Unraveling the polypharmacology of a natural antifungal product, eugenol, against Rhizoctonia solani

BACKGROUND Rice sheath blight caused by Rhizoctonia solani is a devastating disease of rice in China. However, indiscriminate use of chemical fungicides applied to control the disease raise major environmental and food safety issues. Ecofriendly biocontrol alternatives are urgently needed. Eugenol, one of the main ingredients in Syzygium aromaticum, has attracted much attention owing to its antifungal properties. However, its mode of action is still not clear. Herein, the antifungal activity and mode of action of eugenol against R. solani were investigated. RESULTS Results confirmed that the mycelia of R. solani treated with eugenol shrank and became dehydrated, the cytoplasmic wall separated, and the vacuoles and mitochondria decreased or dissolved. Moreover, we found that eugenol downregulated expression of C-4 methyl sterol oxidase, inhibited synthesis of ergosterol, increased membrane permeability and impaired the transportation of amino acids and glucose across the cell membrane. In addition, eugenol decreased the mitochondrial membrane potential and initiated an oxidative stress reaction by increasing reactive oxygen species and malondialdehyde, which together with membrane damage contribute to the antifungal activity of eugenol. Meanwhile, eugenol might inhibit R. solani by affecting oxidative phosphorylation and the tricarboxylic acid cycle (TCA cycle).

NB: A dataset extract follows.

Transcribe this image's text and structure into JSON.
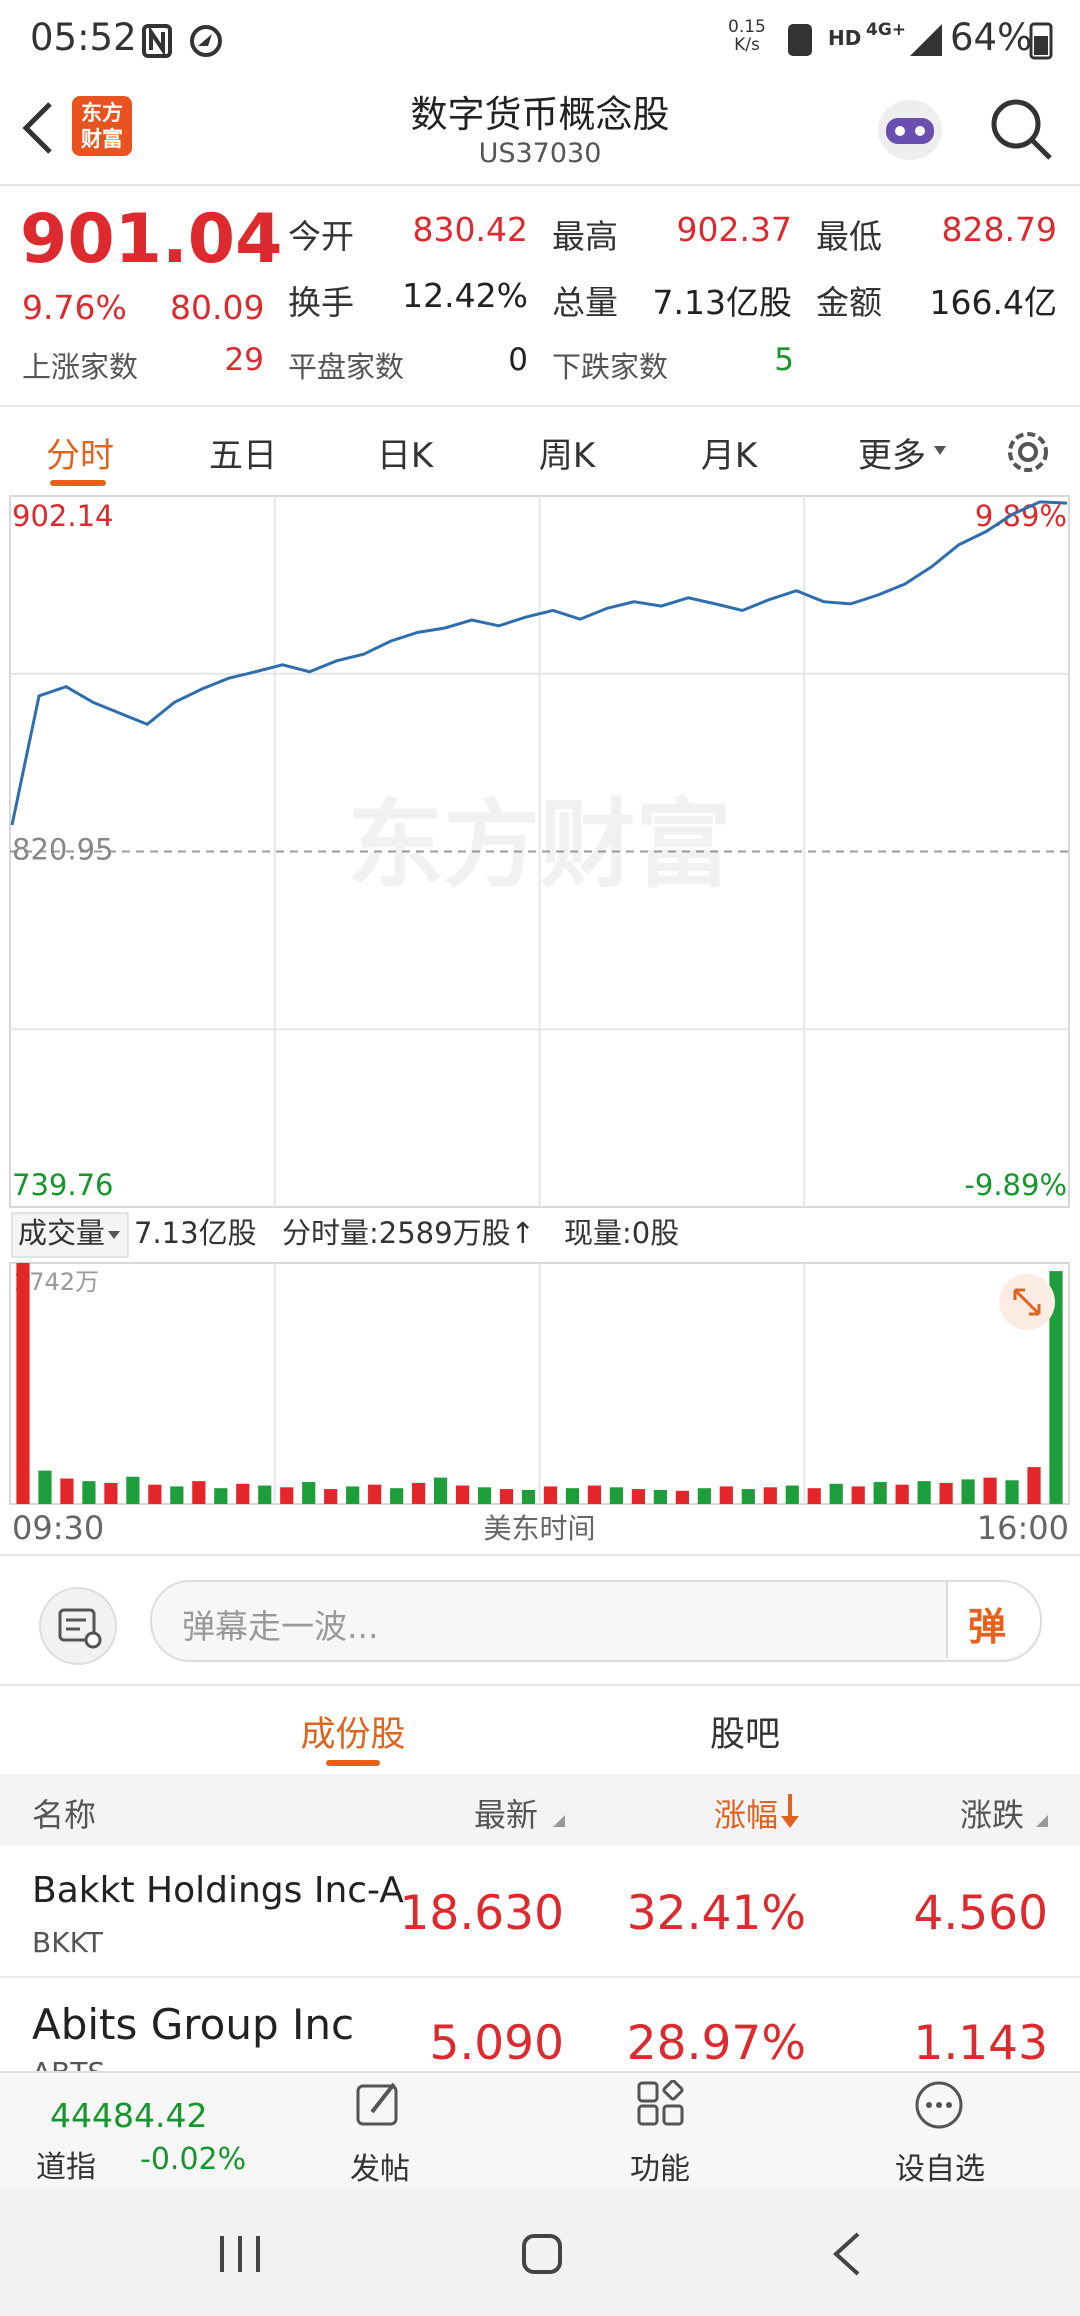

CONCLUSION In view of its multitarget properties against R. solani, eugenol provides an alternative approach to chemical control strategies against rice sheath blight.

Automated summary

Eugenol, a main component of Syzygium aromaticum, exhibits antifungal properties by causing morphological changes in Rhizoctonia solani mycelia, downregulating expression of C-4 methyl sterol oxidase, inhibiting ergosterol synthesis, increasing membrane permeability, impairing transportation of amino acids and glucose, as well as affecting oxidative phosphorylation and the tricarboxylic acid cycle. Additionally, eugenol induces oxidative stress by decreasing mitochondrial membrane potential, increasing reactive oxygen species, and malondialdehyde levels, ultimately contributing to its antifungal activity against R. solani.